The world's oil powers remain deeply at odds.
Iran's oil minister Bijan Zangeneh on Tuesday called the Saudi Arabia-led idea for countries to freeze production a "joke," according to Iranian state broadcaster Press TV.
Iran's mocking of the oil freeze came at the same time as the top Saudi oil official was in the U.S. trumpeting the idea.
"The freeze is the beginning of a process," Saudi oil minister Ali al-Naimi said during a highly-anticipated speech on Tuesday at the IHS CERAWeek oil conference in Houston.
"Maybe not all of them, but most of the countries that count will freeze," al-Naimi said in the remarks that were live-streamed by CNBC. He added that meant Iran as well.
The latest infighting within OPEC dashed hopes on Wall Street that oil countries would ease the epic supply glut crashing the oil market. Oil plunged 5% to $31.75 a barrel following the Iranian official's comments.
Iran has been on a mission to ramp up oil production now that sanctions have been lifted. But Iran's return couldn't have come at a worse time for an oil market already drowning in excess supply.
Last week oil prices briefly rallied after Saudi Arabia and Russia reached a tentative deal to keep output steady if other producers did the same. Al-Naimi said on Tuesday he believes more countries are likely to agree to freeze output as early as next month.
While Iran initially said it supported the output freeze, Zangeneh's comments on Tuesday suggest the country has no desire to join.
"This is more like a joke that they tell us they would freeze their production above 10 million barrels per day and that we should also in turn freeze our production at one million," the Iranian official said in Tehran, according to Press TV.

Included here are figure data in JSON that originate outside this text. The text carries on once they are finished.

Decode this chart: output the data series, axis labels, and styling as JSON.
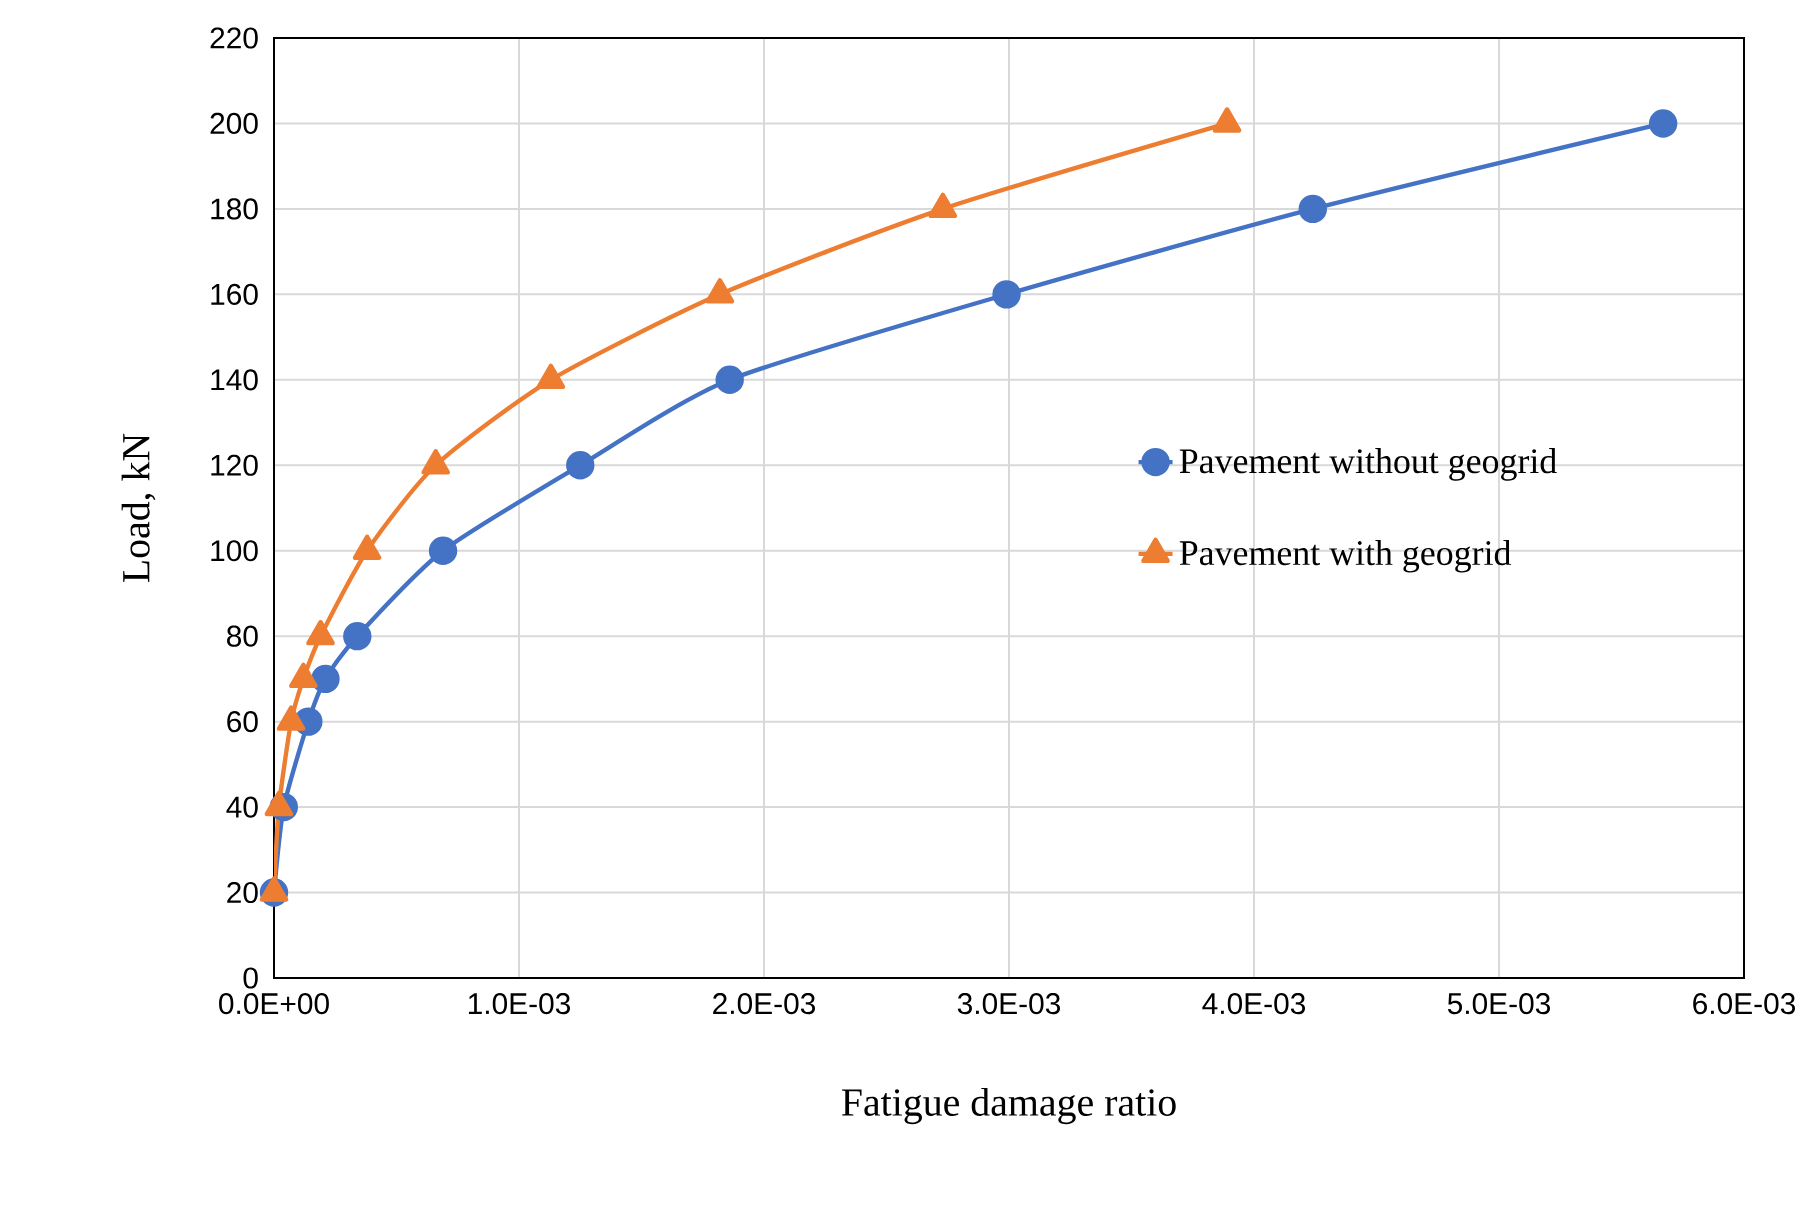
{
  "chart_data": {
    "type": "line",
    "xlabel": "Fatigue damage ratio",
    "ylabel": "Load, kN",
    "xlim": [
      0,
      0.006
    ],
    "ylim": [
      0,
      220
    ],
    "xticks": [
      {
        "value": 0,
        "label": "0.0E+00"
      },
      {
        "value": 0.001,
        "label": "1.0E-03"
      },
      {
        "value": 0.002,
        "label": "2.0E-03"
      },
      {
        "value": 0.003,
        "label": "3.0E-03"
      },
      {
        "value": 0.004,
        "label": "4.0E-03"
      },
      {
        "value": 0.005,
        "label": "5.0E-03"
      },
      {
        "value": 0.006,
        "label": "6.0E-03"
      }
    ],
    "yticks": [
      0,
      20,
      40,
      60,
      80,
      100,
      120,
      140,
      160,
      180,
      200,
      220
    ],
    "grid": true,
    "legend": "right",
    "series": [
      {
        "name": "Pavement without geogrid",
        "color": "#4472c4",
        "marker": "circle",
        "x": [
          0.0,
          4e-05,
          0.00014,
          0.00021,
          0.00034,
          0.00069,
          0.00125,
          0.00186,
          0.00299,
          0.00424,
          0.00567
        ],
        "values": [
          20,
          40,
          60,
          70,
          80,
          100,
          120,
          140,
          160,
          180,
          200
        ]
      },
      {
        "name": "Pavement with geogrid",
        "color": "#ed7d31",
        "marker": "triangle",
        "x": [
          0.0,
          2e-05,
          7e-05,
          0.00012,
          0.00019,
          0.00038,
          0.00066,
          0.00113,
          0.00182,
          0.00273,
          0.00389
        ],
        "values": [
          20,
          40,
          60,
          70,
          80,
          100,
          120,
          140,
          160,
          180,
          200
        ]
      }
    ]
  }
}
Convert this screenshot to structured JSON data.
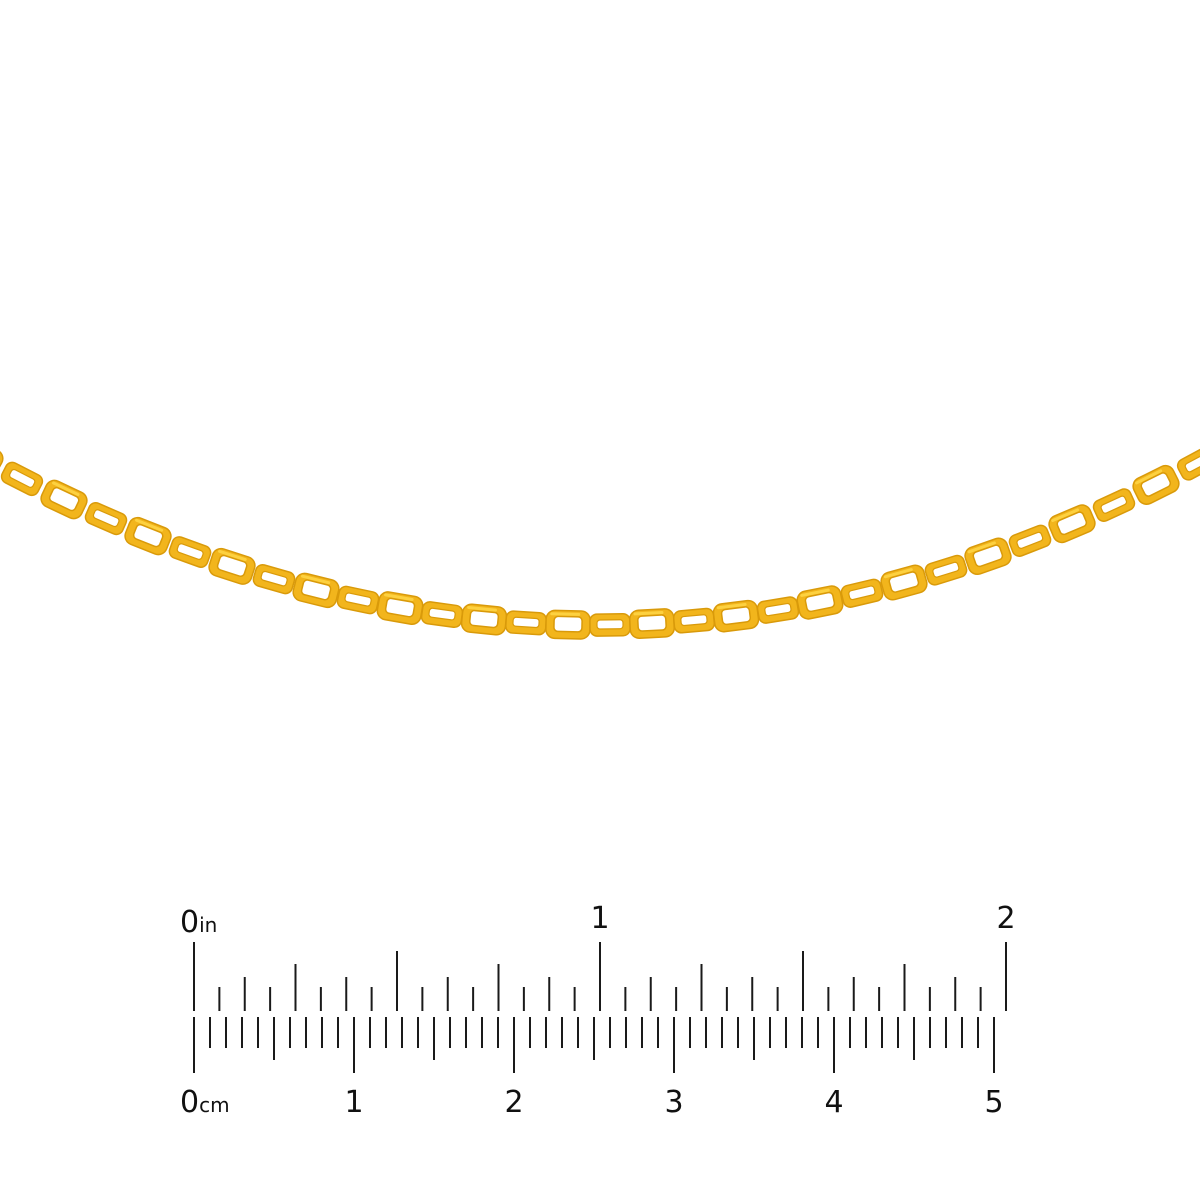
{
  "product": {
    "subject": "chain",
    "metal_color": "#F2B51C",
    "metal_shadow": "#D99A0A",
    "metal_highlight": "#FFD84A"
  },
  "ruler": {
    "inch_unit": "in",
    "cm_unit": "cm",
    "inch_labels": [
      "0",
      "1",
      "2"
    ],
    "cm_labels": [
      "0",
      "1",
      "2",
      "3",
      "4",
      "5"
    ],
    "tick_color": "#1a1a1a"
  }
}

The back-and-forth between Saudi Arabia and Iran -- longtime enemies in the region -- highlight the deep divide inside OPEC that has made any agreements nearly impossible to enact.
"There is no sense in wasting our time seeking production cuts," al-Naimi said. "Not many countries are going to deliver, even if they say they will cut production they are not going to deliver."
Al-Naimi said there is "no trust" between oil producers and then later clarified that there is "less trust than normal."
Of course, all of this is good news to American drivers filling up their tanks at the pump. The average price of a gallon of gas has dropped to $1.70, compared with $2.30 a year ago, according to AAA.